When adding all the *xml*torrent files (about 34k), with 3 trackers each, rtorrent consumes about 1.8 GB RAM (1.5 RES) and seems to spend 100 % CPU sending announcement to trackers, without actually succeeding.
[Throttle off/ 20 KB] [Rate 0.0/ 0.0 KB] [Port: 6900] [U 0/0] [D 0/14] [H 0/5000] [S 1305/1307/15000] [F 33681/50000]
DHT
editDHT, unlike trackers, requires rtorrent to be connectable (public IP or port mapping, port open in the firewall).
To ensure that DHT is working, check the tracker.log file. If not, DHT may need to be bootstrapped with ctrl-x, dht.add_node = dht.transmissionbt.com , enter.
With the tested version of rtorrent, however, having thousands of torrents in DHT is likely to result in segmentation faults: https://github.com/rakshasa/rtorrent/wiki/Using-DHT#segmentation-faults
To verify that DHT is working and rtorrent can be reached to fetch metadata, add the info_hash on your torrent client at home and see if you get the torrent name etc. (On Transmission: ctrl-U, paste the hash, enter.)
Configuration
editIn /etc/security/limits.conf (Debian), have something like
torrent-user-name soft nofile 50000 torrent-user-name hard nofile 100000
The ~/.rtorrent.rc can be something like:
directory = ~/rtorrent session = ~/.rtorrent.session/ dht = auto # We don't actually want to fill our disk throttle.global_down.max_rate.set_kb = 20 schedule = watch_dir, 20, 10, "load.start=~/rtorrent/autodownload/*.torrent" network.max_open_files.set = 50000 network.max_open_sockets.set = 15000 network.http.max_open.set = 5000 # No point waiting multiple seconds for DNS network.http.dns_cache_timeout.set = 2 log.open_file = "rtorrent.log", "/var/log/rtorrent/rtorrent.log" log.open_file = "tracker.log", "/var/log/rtorrent/tracker.log" log.add_output = "info", "rtorrent.log" #These are very spammy, useful to see every single connection to trackers with tail -F /var/log/rtorrent/tracker.log #log.add_output = "dht_debug", "tracker.log" #log.add_output = "tracker_info", "tracker.log"
Deluge alternative
editDeluge is quite easy to use from the command line (see some advice) and probably harder to crash: it should be ok at least to seed the 7z torrents, which are about 3 thousands, but struggles a bit. It keeps less connections open and manages to publish torrents via DHT without a public IP nor port forwarding.
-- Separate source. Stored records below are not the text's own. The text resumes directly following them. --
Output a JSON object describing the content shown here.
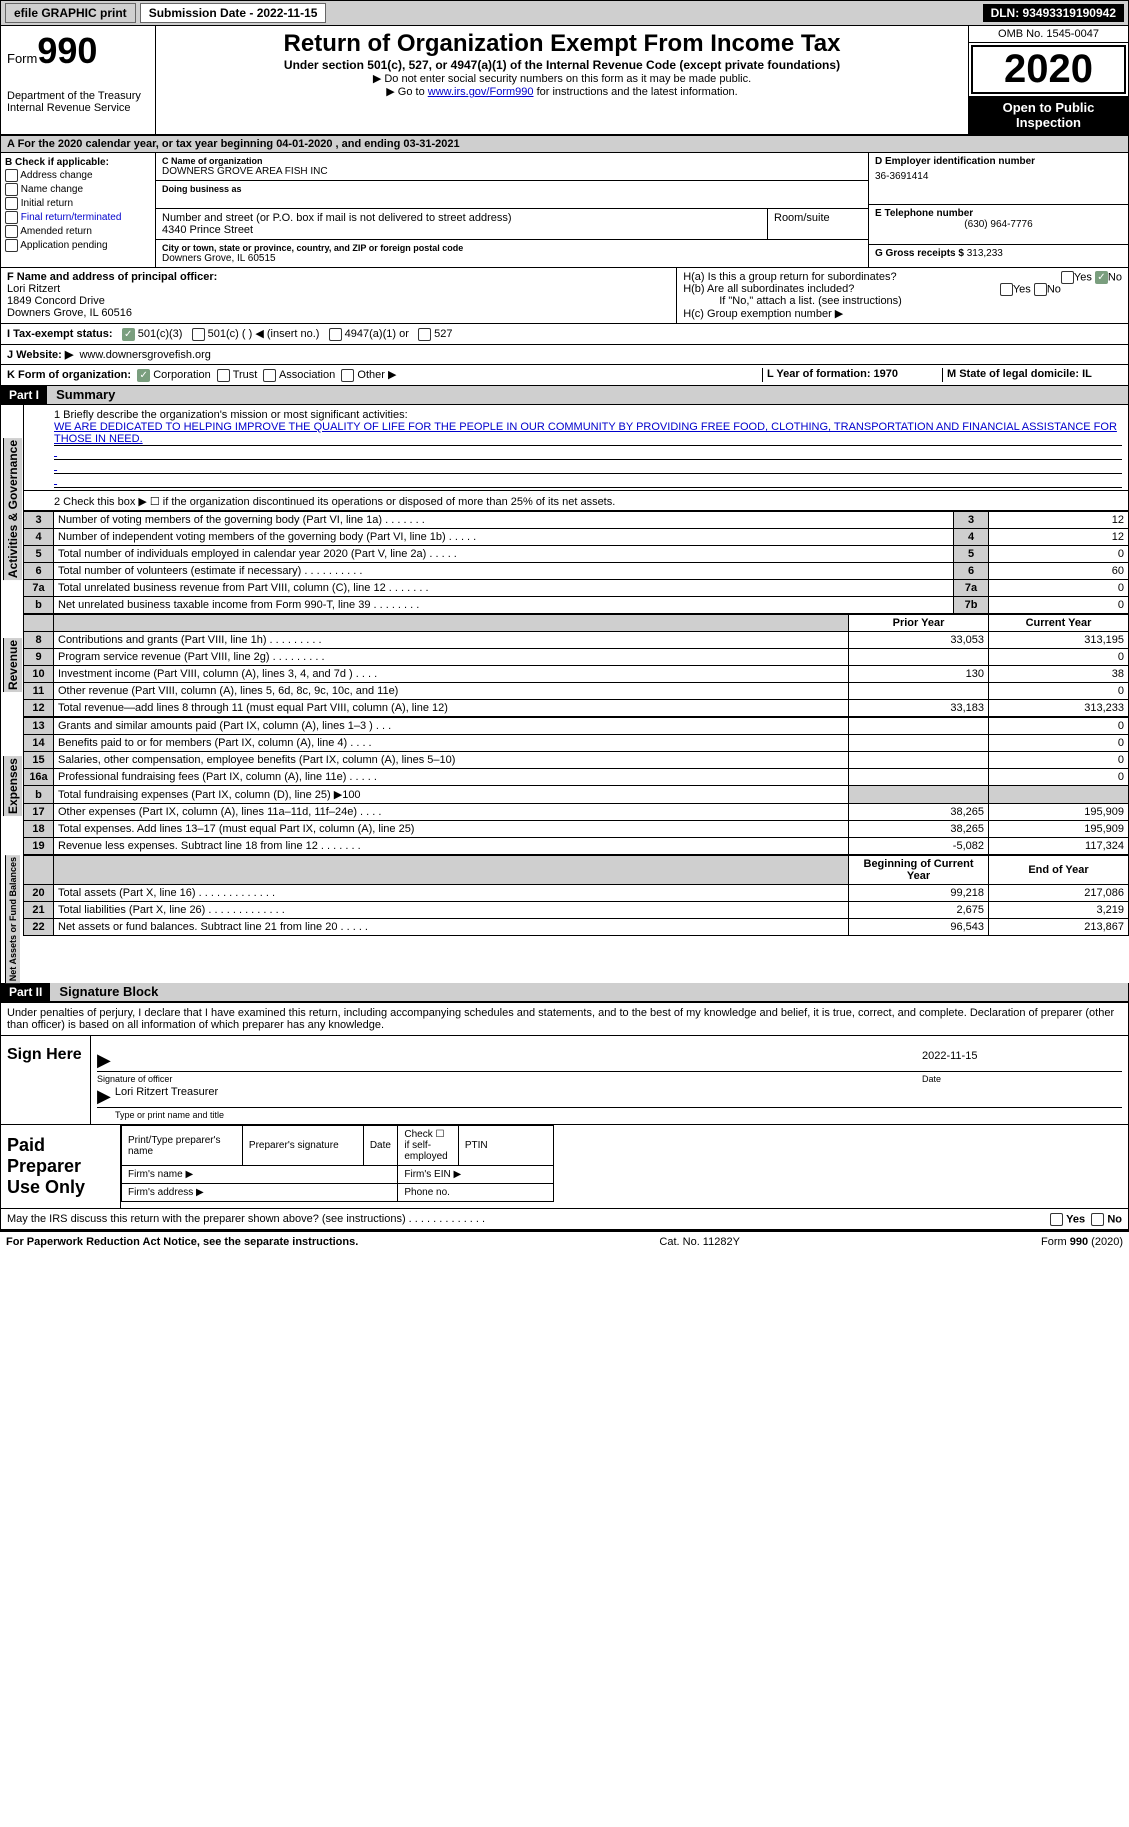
{
  "topbar": {
    "efile": "efile GRAPHIC print",
    "submission": "Submission Date - 2022-11-15",
    "dln": "DLN: 93493319190942"
  },
  "header": {
    "form_label": "Form",
    "form_num": "990",
    "dept": "Department of the Treasury\nInternal Revenue Service",
    "title": "Return of Organization Exempt From Income Tax",
    "subtitle": "Under section 501(c), 527, or 4947(a)(1) of the Internal Revenue Code (except private foundations)",
    "note1": "▶ Do not enter social security numbers on this form as it may be made public.",
    "note2_pre": "▶ Go to ",
    "note2_link": "www.irs.gov/Form990",
    "note2_post": " for instructions and the latest information.",
    "omb": "OMB No. 1545-0047",
    "year": "2020",
    "open": "Open to Public Inspection"
  },
  "line_a": "A For the 2020 calendar year, or tax year beginning 04-01-2020    , and ending 03-31-2021",
  "col_b": {
    "header": "B Check if applicable:",
    "items": [
      "Address change",
      "Name change",
      "Initial return",
      "Final return/terminated",
      "Amended return",
      "Application pending"
    ]
  },
  "col_c": {
    "name_label": "C Name of organization",
    "name": "DOWNERS GROVE AREA FISH INC",
    "dba_label": "Doing business as",
    "dba": "",
    "addr_label": "Number and street (or P.O. box if mail is not delivered to street address)",
    "room_label": "Room/suite",
    "addr": "4340 Prince Street",
    "city_label": "City or town, state or province, country, and ZIP or foreign postal code",
    "city": "Downers Grove, IL  60515"
  },
  "col_d": {
    "ein_label": "D Employer identification number",
    "ein": "36-3691414",
    "tel_label": "E Telephone number",
    "tel": "(630) 964-7776",
    "gross_label": "G Gross receipts $",
    "gross": "313,233"
  },
  "row_f": {
    "label": "F  Name and address of principal officer:",
    "name": "Lori Ritzert",
    "addr1": "1849 Concord Drive",
    "addr2": "Downers Grove, IL  60516"
  },
  "row_h": {
    "ha": "H(a)  Is this a group return for subordinates?",
    "hb": "H(b)  Are all subordinates included?",
    "hb_note": "If \"No,\" attach a list. (see instructions)",
    "hc": "H(c)  Group exemption number ▶",
    "yes": "Yes",
    "no": "No"
  },
  "row_i": {
    "label": "I   Tax-exempt status:",
    "opts": [
      "501(c)(3)",
      "501(c) (   ) ◀ (insert no.)",
      "4947(a)(1) or",
      "527"
    ]
  },
  "row_j": {
    "label": "J   Website: ▶",
    "value": "www.downersgrovefish.org"
  },
  "row_k": {
    "label": "K Form of organization:",
    "opts": [
      "Corporation",
      "Trust",
      "Association",
      "Other ▶"
    ],
    "l": "L Year of formation: 1970",
    "m": "M State of legal domicile: IL"
  },
  "part1": {
    "hdr": "Part I",
    "title": "Summary",
    "q1": "1  Briefly describe the organization's mission or most significant activities:",
    "mission": "WE ARE DEDICATED TO HELPING IMPROVE THE QUALITY OF LIFE FOR THE PEOPLE IN OUR COMMUNITY BY PROVIDING FREE FOOD, CLOTHING, TRANSPORTATION AND FINANCIAL ASSISTANCE FOR THOSE IN NEED.",
    "q2": "2  Check this box ▶ ☐  if the organization discontinued its operations or disposed of more than 25% of its net assets.",
    "rows": [
      {
        "n": "3",
        "desc": "Number of voting members of the governing body (Part VI, line 1a)   .    .    .    .    .    .    .",
        "lbl": "3",
        "v": "12"
      },
      {
        "n": "4",
        "desc": "Number of independent voting members of the governing body (Part VI, line 1b)   .    .    .    .    .",
        "lbl": "4",
        "v": "12"
      },
      {
        "n": "5",
        "desc": "Total number of individuals employed in calendar year 2020 (Part V, line 2a)   .    .    .    .    .",
        "lbl": "5",
        "v": "0"
      },
      {
        "n": "6",
        "desc": "Total number of volunteers (estimate if necessary)   .    .    .    .    .    .    .    .    .    .",
        "lbl": "6",
        "v": "60"
      },
      {
        "n": "7a",
        "desc": "Total unrelated business revenue from Part VIII, column (C), line 12   .    .    .    .    .    .    .",
        "lbl": "7a",
        "v": "0"
      },
      {
        "n": "b",
        "desc": "Net unrelated business taxable income from Form 990-T, line 39   .    .    .    .    .    .    .    .",
        "lbl": "7b",
        "v": "0"
      }
    ],
    "vlabel1": "Activities & Governance"
  },
  "revenue": {
    "vlabel": "Revenue",
    "hdr_prior": "Prior Year",
    "hdr_curr": "Current Year",
    "rows": [
      {
        "n": "8",
        "desc": "Contributions and grants (Part VIII, line 1h)   .    .    .    .    .    .    .    .    .",
        "p": "33,053",
        "c": "313,195"
      },
      {
        "n": "9",
        "desc": "Program service revenue (Part VIII, line 2g)   .    .    .    .    .    .    .    .    .",
        "p": "",
        "c": "0"
      },
      {
        "n": "10",
        "desc": "Investment income (Part VIII, column (A), lines 3, 4, and 7d )   .    .    .    .",
        "p": "130",
        "c": "38"
      },
      {
        "n": "11",
        "desc": "Other revenue (Part VIII, column (A), lines 5, 6d, 8c, 9c, 10c, and 11e)",
        "p": "",
        "c": "0"
      },
      {
        "n": "12",
        "desc": "Total revenue—add lines 8 through 11 (must equal Part VIII, column (A), line 12)",
        "p": "33,183",
        "c": "313,233"
      }
    ]
  },
  "expenses": {
    "vlabel": "Expenses",
    "rows": [
      {
        "n": "13",
        "desc": "Grants and similar amounts paid (Part IX, column (A), lines 1–3 )   .    .    .",
        "p": "",
        "c": "0"
      },
      {
        "n": "14",
        "desc": "Benefits paid to or for members (Part IX, column (A), line 4)   .    .    .    .",
        "p": "",
        "c": "0"
      },
      {
        "n": "15",
        "desc": "Salaries, other compensation, employee benefits (Part IX, column (A), lines 5–10)",
        "p": "",
        "c": "0"
      },
      {
        "n": "16a",
        "desc": "Professional fundraising fees (Part IX, column (A), line 11e)   .    .    .    .    .",
        "p": "",
        "c": "0"
      },
      {
        "n": "b",
        "desc": "Total fundraising expenses (Part IX, column (D), line 25) ▶100",
        "p": "shade",
        "c": "shade"
      },
      {
        "n": "17",
        "desc": "Other expenses (Part IX, column (A), lines 11a–11d, 11f–24e)   .    .    .    .",
        "p": "38,265",
        "c": "195,909"
      },
      {
        "n": "18",
        "desc": "Total expenses. Add lines 13–17 (must equal Part IX, column (A), line 25)",
        "p": "38,265",
        "c": "195,909"
      },
      {
        "n": "19",
        "desc": "Revenue less expenses. Subtract line 18 from line 12   .    .    .    .    .    .    .",
        "p": "-5,082",
        "c": "117,324"
      }
    ]
  },
  "netassets": {
    "vlabel": "Net Assets or Fund Balances",
    "hdr_begin": "Beginning of Current Year",
    "hdr_end": "End of Year",
    "rows": [
      {
        "n": "20",
        "desc": "Total assets (Part X, line 16)   .    .    .    .    .    .    .    .    .    .    .    .    .",
        "p": "99,218",
        "c": "217,086"
      },
      {
        "n": "21",
        "desc": "Total liabilities (Part X, line 26)   .    .    .    .    .    .    .    .    .    .    .    .    .",
        "p": "2,675",
        "c": "3,219"
      },
      {
        "n": "22",
        "desc": "Net assets or fund balances. Subtract line 21 from line 20   .    .    .    .    .",
        "p": "96,543",
        "c": "213,867"
      }
    ]
  },
  "part2": {
    "hdr": "Part II",
    "title": "Signature Block",
    "declare": "Under penalties of perjury, I declare that I have examined this return, including accompanying schedules and statements, and to the best of my knowledge and belief, it is true, correct, and complete. Declaration of preparer (other than officer) is based on all information of which preparer has any knowledge.",
    "sign_here": "Sign Here",
    "sig_officer": "Signature of officer",
    "date_label": "Date",
    "sig_date": "2022-11-15",
    "name_title": "Lori Ritzert  Treasurer",
    "type_label": "Type or print name and title",
    "paid_prep": "Paid Preparer Use Only",
    "pt_name": "Print/Type preparer's name",
    "pt_sig": "Preparer's signature",
    "pt_date": "Date",
    "pt_check": "Check ☐ if self-employed",
    "pt_ptin": "PTIN",
    "firm_name": "Firm's name   ▶",
    "firm_ein": "Firm's EIN ▶",
    "firm_addr": "Firm's address ▶",
    "phone": "Phone no."
  },
  "footer": {
    "discuss": "May the IRS discuss this return with the preparer shown above? (see instructions)   .    .    .    .    .    .    .    .    .    .    .    .    .",
    "yes": "Yes",
    "no": "No",
    "paperwork": "For Paperwork Reduction Act Notice, see the separate instructions.",
    "cat": "Cat. No. 11282Y",
    "form": "Form 990 (2020)"
  },
  "colors": {
    "shade": "#cfcfcf",
    "link": "#0000cc",
    "green": "#7a9e7e",
    "black": "#000000"
  }
}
sudo apt install deluge-console deluged # Make sure the torrent/download dirs and limits in ~/.config/deluge/core.conf make sense, e.g. don't use NFS deluged screen -d -m deluge-console wget -r -np -nH -A torrent https://tools.wmflabs.org/dump-torrents/ cd dump-torrents/ ; for torrent in `find * -name "*7z.torrent"` ; do DIR=$(dirname $torrent); deluge-console "add -p /public/dumps/public/$DIR $torrent" ; sleep 10s ; done
Note, even just adding torrents consumes quite a bit of IO (probably from the ~/.config/deluge/state files, which are accessed frequently): make sure to have your config directory on a fast mount.
TID PRIO USER DISK READ DISK WRITE SWAPIN IO> COMMAND 9451 be/4 nemobis 5.96 M/s 0.00 B/s 0.00 % 9.50 % python /usr/bin/deluged 9450 be/4 nemobis 0.00 B/s 890.21 K/s 0.00 % 0.23 % python /usr/bin/deluged
The daemon also tends to become unresponsive after a few hundreds commands: just kill it nicely and restart it, then resume your deluge-console or commands. When restarting the daemon with thousands of torrents, over a hour may be needed to fully resume.
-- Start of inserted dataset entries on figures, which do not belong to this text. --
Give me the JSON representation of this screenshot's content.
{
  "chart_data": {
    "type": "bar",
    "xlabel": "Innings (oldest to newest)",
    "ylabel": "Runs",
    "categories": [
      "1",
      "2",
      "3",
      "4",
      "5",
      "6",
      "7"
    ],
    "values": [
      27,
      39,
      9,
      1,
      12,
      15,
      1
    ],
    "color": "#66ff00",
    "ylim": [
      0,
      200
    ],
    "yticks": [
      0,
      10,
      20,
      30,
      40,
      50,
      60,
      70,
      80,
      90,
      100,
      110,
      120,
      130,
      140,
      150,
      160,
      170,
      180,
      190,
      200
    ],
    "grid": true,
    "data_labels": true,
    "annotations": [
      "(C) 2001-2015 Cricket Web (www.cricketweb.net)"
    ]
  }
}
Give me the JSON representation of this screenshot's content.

The daemon sometimes opens way less connections than expected and may need to retry the announcements to trackers a few times. With about 8000 torrents, deluged may consume 150 % CPU just for "idling"; in such a case, reducing max_active_seeding and rotating torrents more quickly in the queue ([1]) may counterintuitively increase the number of announcements sent.
To see if there is any problem you don't even need to fire up an interface, you can just query Deluge with commands like
deluge-console "info -s Error"
Some torrents may be stuck in an error state just for a failure to check the local data, so we can recheck them all with a command like
for torrent in `deluge-console "info -s Error" | grep -B 5 "Progress: 0.00" | grep ID | sed "s/ID: //g"` ; do deluge-console recheck $torrent ; sleep 1s ; done
Fancier stuff is possible with Deluge RPC etc.